Bianca Bondi arbeitet mit der Aktivierung und Aufwertung alltäglicher Gegenstände, die sie chemischen Reaktionen aussetzt. Die Materialien selbst sind eng mit dem Ort verbunden, an dem das Kunstwerk entsteht. Die Materialien, mit denen sie arbeitet, wählt sie aufgrund ihrer symbolischen Aussagekraft und ihres transformativen Potenzials, wobei sie den inhaltlichen Schwerpunkt auf Verbundenheit, Vergänglichkeit und die Zyklen von Leben und Tod legt.

evolve: Was möchtest du zeigen, wenn du mit Objekten, mit Materialien, mit der Umgebung der Materialien arbeitest, indem du sie chemischen Reaktionen aussetzt und damit einen Prozess der Transformation durchlaufen lässt?

Bianca Bondi: In meiner Arbeit geht es vor allem darum, den Betrachter durch Materialien, die sich in Bewegung befinden, im gegenwärtigen Moment zu verankern.
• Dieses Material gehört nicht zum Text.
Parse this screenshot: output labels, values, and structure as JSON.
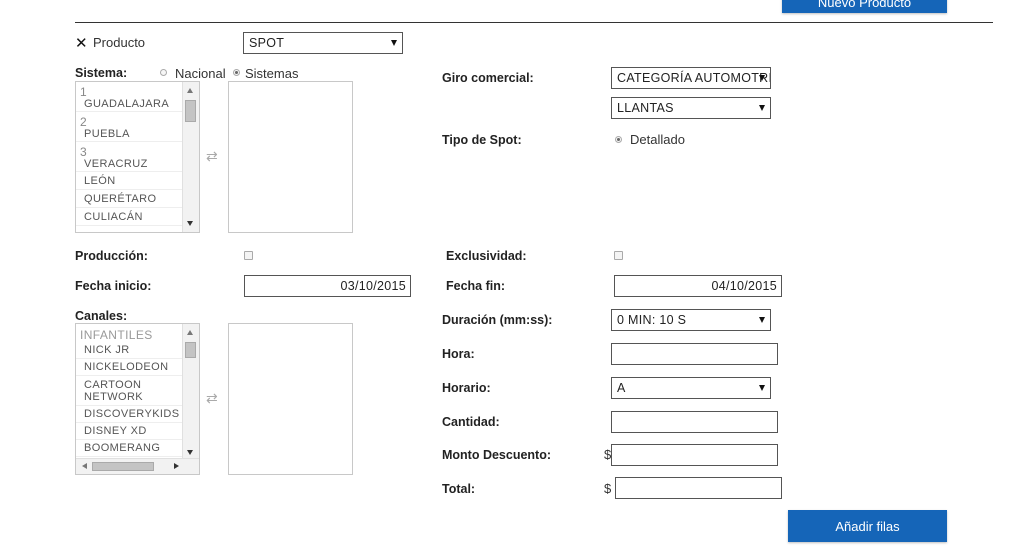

Die Stoffe schwitzen, wechseln ihren Zustand von flüssig zu fest, verändern ihre Farbe. Oder es entsteht ein Wechselspiel von Anziehung und Abstoßung. Ich verwende leuchtende Farben und faszinierende Kristallformationen. Und genau dieselben Materialien versickern, zerfallen, oxidieren, werden zu Trümmern und verkörpern Verlust. Ich finde diese Dualität faszinierend.

Es ist eine Art, sich mit der Zeitlichkeit auseinanderzusetzen. Wir sind uns ständig bewusst, dass die Dinge heute anders sind als gestern und dass sie sich morgen wieder verändern werden. Aber in dieser Unbeständigkeit existiert auch eine Kontinuität – etwas bleibt immer bestehen. In der Wissenschaft gibt es ein berühmtes Diktum, das besagt, dass Energie nicht zerstört, sondern nur umgewandelt werden kann. Dieser Gedanke ist der Kern meiner Praxis. Ich akzeptiere Transformation und Wandelbarkeit als Möglichkeit, ganz im Jetzt präsent zu sein.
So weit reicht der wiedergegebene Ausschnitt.